Internal problems were exacerbated by outsiders who “in the name of profit, continue to lay their hands on the African continent to exploit and plunder it”, he told an estimated 20,000 worshippers at a Mass at Bamenda Airport.
Earlier, joyful crowds sang, drummed and waved flags to welcome the leader of the Catholic Church, who arrived under military escort in a bullet-proof white vehicle.
Ahead of his visit, Anglophone separatists had announced a period of “safe travel passage”.
The Pope’s first stop was at a peace meeting in Bamenda held at Saint Joseph’s Cathedral about the nearly 10-year insurgency in Cameroon’s two English-speaking regions that has left at least 6,000 people dead and many more forced from their homes.
“The world is being ravaged by a handful of tyrants,” he told the gathering comments that follow US President Donald Trump’s recent criticism of the pontiff, who last year became the first US-born Pope.
“Those who rob your land of its resources generally invest much of the profit in weapons, thus perpetuating an endless cycle of destabilisation and death,” the 70-year-old Pope said.

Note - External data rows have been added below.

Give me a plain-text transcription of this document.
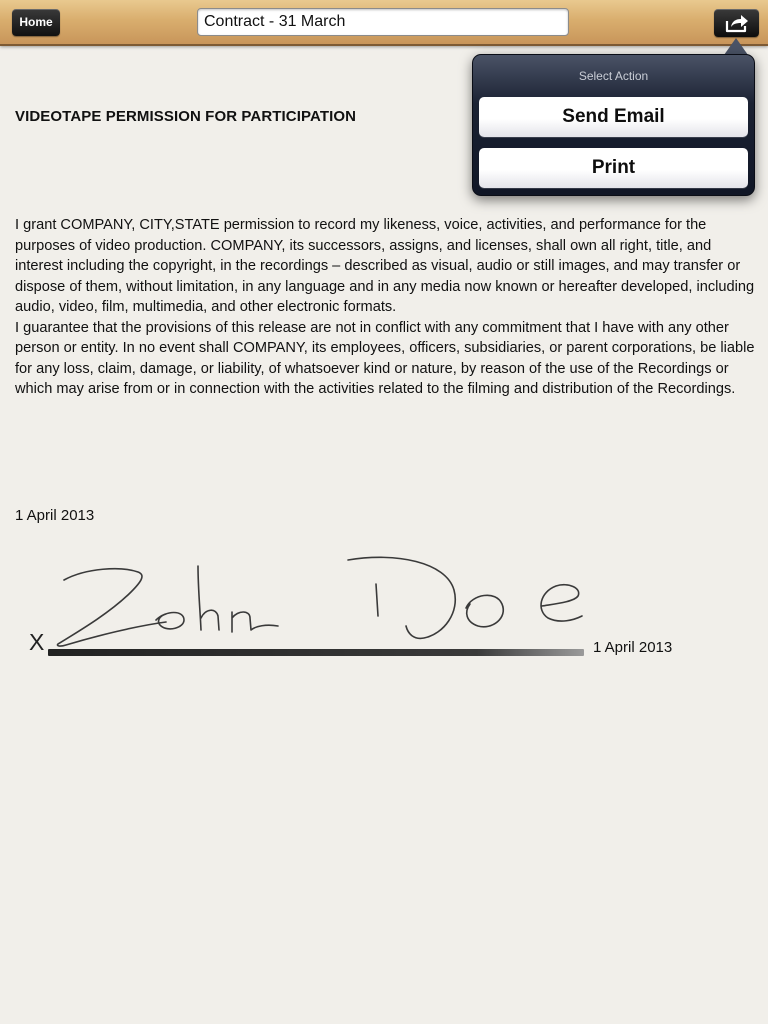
Home
Contract - 31 March
VIDEOTAPE PERMISSION FOR PARTICIPATION

I grant COMPANY, CITY,STATE permission to record my likeness, voice, activities, and performance for the purposes of video production. COMPANY, its successors, assigns, and licenses, shall own all right, title, and interest including the copyright, in the recordings – described as visual, audio or still images, and may transfer or dispose of them, without limitation, in any language and in any media now known or hereafter developed, including audio, video, film, multimedia, and other electronic formats.

I guarantee that the provisions of this release are not in conflict with any commitment that I have with any other person or entity. In no event shall COMPANY, its employees, officers, subsidiaries, or parent corporations, be liable for any loss, claim, damage, or liability, of whatsoever kind or nature, by reason of the use of the Recordings or which may arise from or in connection with the activities related to the filming and distribution of the Recordings.

1 April 2013
X	1 April 2013
Select Action
Send Email
Print
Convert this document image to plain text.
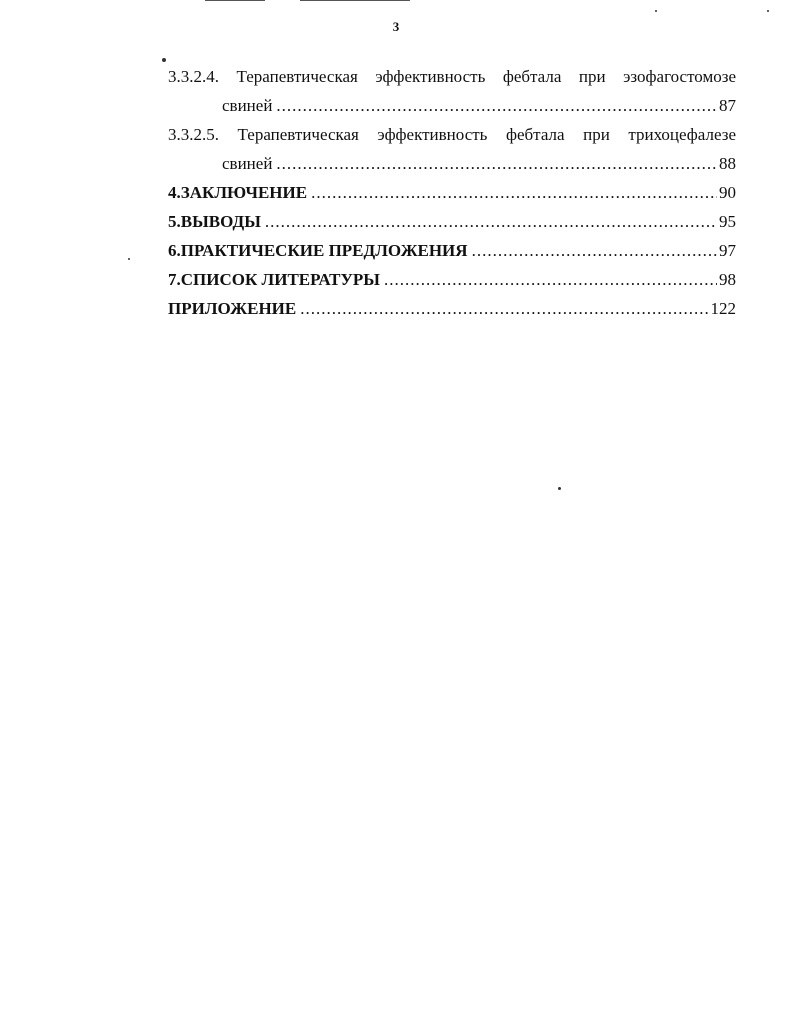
3
3.3.2.4. Терапевтическая эффективность фебтала при эзофагостомозе
свиней .....	87
3.3.2.5. Терапевтическая эффективность фебтала при трихоцефалезе
свиней .....	88
4. ЗАКЛЮЧЕНИЕ .....	90
5. ВЫВОДЫ .....	95
6. ПРАКТИЧЕСКИЕ ПРЕДЛОЖЕНИЯ .....	97
7. СПИСОК ЛИТЕРАТУРЫ .....	98
ПРИЛОЖЕНИЕ .....	122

Since 2017, those seeking to create a breakaway state in Cameroon’s Anglophone region have been fighting government forces.
They are angered by what they see as the marginalisation of Cameroon’s English-speaking minority by the Francophone-dominated government.
On Wednesday at the presidential palace in the capital, Yaoundé, he gave pointed advice to the government during at address also attended by President Paul Biya.
“In order for peace and justice to prevail, the chains of corruption – which disfigure authority and strip it of its credibility – must be broken,” he said.
Paul Biya, the world’s oldest head of state, greeted Pope Leo in Yaoundé before the pontiff headed off to Bamenda.
Cameroon’s 93-year-old president won an eighth term last year in a disputed poll and his administration faces criticism over allegations of corruption, bad governance and a failure to tackle security.